Meta is growing again

Meta Platforms has been struggling in recent quarters to generate any growth whatsoever. A softening economy has resulted in weak demand for ads, which has made it difficult for Meta and other social media companies to keep their top lines from falling. But when Meta reported its latest earnings numbers on April 26, the business delivered a surprise: Sales of $28.6 billion for the first three months of the year were up 3% from the prior-year period and came in better than analyst expectations.

META Revenue (Quarterly YoY Growth) Chart

META Revenue (Quarterly YoY Growth) data by YCharts

In addition to revenue growth, the tech company also reported increases in active users, with Facebook's daily active users totaling more than 2 billion and rising by 4% year over year. Its "family daily active people" metric, which includes all of its social media platforms (e.g., Instagram and WhatsApp), averaged just over 3 billion and was an increase of 5% from the same period last year.

It was encouraging growth for the business, but it has me wondering how much of it was due to factors outside of Meta's control. For example, Elon Musk's policy changes and drastic layoffs at Twitter have led to many big advertisers, including Coca-Cola and Wells Fargo, pulling ad money out of the platform. And many countries and U.S. states have also been banning TikTok due to concerns about the Chinese government accessing user data through that platform.

TikTok and Twitter have been two of Meta's biggest rivals in recent years, and if many advertisers are not using those platforms anymore and are going elsewhere (such as Facebook and Instagram), that could help explain why Meta may have had a better performance this past quarter. That's why it may also be a bit early to declare this a turnaround quarter for Meta Platforms and its business.

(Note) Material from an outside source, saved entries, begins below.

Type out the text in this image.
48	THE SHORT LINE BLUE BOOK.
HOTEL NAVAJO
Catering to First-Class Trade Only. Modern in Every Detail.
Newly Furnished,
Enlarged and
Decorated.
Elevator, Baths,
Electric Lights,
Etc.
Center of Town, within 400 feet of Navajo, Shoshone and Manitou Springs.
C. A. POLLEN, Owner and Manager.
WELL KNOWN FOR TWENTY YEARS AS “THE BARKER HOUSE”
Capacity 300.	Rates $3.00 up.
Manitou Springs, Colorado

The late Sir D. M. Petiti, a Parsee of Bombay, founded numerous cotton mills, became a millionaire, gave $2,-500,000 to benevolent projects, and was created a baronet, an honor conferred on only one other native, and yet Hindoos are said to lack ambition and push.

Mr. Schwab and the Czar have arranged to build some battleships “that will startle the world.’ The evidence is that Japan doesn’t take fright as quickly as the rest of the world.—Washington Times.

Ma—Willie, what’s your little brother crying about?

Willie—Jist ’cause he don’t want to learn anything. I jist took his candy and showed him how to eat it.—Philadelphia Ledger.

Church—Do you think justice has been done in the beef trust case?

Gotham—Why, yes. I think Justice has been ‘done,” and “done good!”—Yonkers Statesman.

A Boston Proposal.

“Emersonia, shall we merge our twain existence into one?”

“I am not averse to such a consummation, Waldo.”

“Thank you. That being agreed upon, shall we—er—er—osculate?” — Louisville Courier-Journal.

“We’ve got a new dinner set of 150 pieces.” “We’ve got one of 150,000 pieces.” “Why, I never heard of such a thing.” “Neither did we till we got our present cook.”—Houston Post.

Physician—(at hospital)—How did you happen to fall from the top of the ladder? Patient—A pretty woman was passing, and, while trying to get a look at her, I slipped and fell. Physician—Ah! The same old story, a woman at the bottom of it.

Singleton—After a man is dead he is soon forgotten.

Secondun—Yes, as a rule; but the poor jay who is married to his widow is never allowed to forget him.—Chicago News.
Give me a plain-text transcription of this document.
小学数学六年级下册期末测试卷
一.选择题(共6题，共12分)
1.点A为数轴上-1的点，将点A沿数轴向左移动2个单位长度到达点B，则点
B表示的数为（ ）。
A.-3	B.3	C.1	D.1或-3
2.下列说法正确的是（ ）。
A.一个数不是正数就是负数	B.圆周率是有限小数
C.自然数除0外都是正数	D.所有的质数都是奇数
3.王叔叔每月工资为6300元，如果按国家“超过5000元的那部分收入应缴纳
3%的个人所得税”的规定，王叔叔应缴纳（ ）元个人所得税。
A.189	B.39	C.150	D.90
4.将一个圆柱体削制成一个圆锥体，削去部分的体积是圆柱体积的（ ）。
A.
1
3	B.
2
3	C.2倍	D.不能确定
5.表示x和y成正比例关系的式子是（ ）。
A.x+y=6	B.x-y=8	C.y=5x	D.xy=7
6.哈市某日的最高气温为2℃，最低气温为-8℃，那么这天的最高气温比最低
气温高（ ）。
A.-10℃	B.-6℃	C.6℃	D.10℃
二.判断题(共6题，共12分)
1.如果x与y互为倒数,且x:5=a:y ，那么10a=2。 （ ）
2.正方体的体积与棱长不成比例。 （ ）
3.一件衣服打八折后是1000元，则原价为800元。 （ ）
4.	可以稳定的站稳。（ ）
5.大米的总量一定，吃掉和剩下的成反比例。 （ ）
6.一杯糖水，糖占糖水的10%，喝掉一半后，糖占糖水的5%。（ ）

Meta is still spending billions on the metaverse

Meta's improving growth rate is a positive, but it's arguably all for naught if the company is spending more money on the metaverse. In Q1, the company's net income declined by 24% to $5.7 billion. A big part of the worsening bottom line was due to massive restructuring charges. In March, the company announced it would be laying off 10,000 employees, on top of layoffs it already announced in the previous year. Meta's restructuring charges totaled $1.1 billion last quarter.

The more concerning issue, however, is that Meta's Reality Labs business, which includes spending on the metaverse, incurred an operating loss of just under $4 billion for the past quarter. That's deeper than the near-$3 billion loss it incurred a year ago. The company also said in its earnings release that, "we continue to expect Reality Labs operating losses to increase year-over-year in 2023."

Is Meta Platforms stock a buy?

Meta Platforms did have a slightly improved quarter given its positive growth rate, but investors shouldn't read too much into that just yet. The economy is still heading for a recession and the social media company may have simply benefited from advertisers looking for alternatives to TikTok and Twitter. In the big picture, the company's bottom line may continue to come under pressure with more metaverse-related spending still coming.

Meta has a solid business with Facebook, Instagram, WhatsApp, and Messenger, but it needs to ditch the metaverse to become a much better buy. While the stock is rallying as a result of earnings, investors may want to wait at least another quarter or two to see if Meta can build on this growth rate and to see how much deeper its losses from the metaverse might be.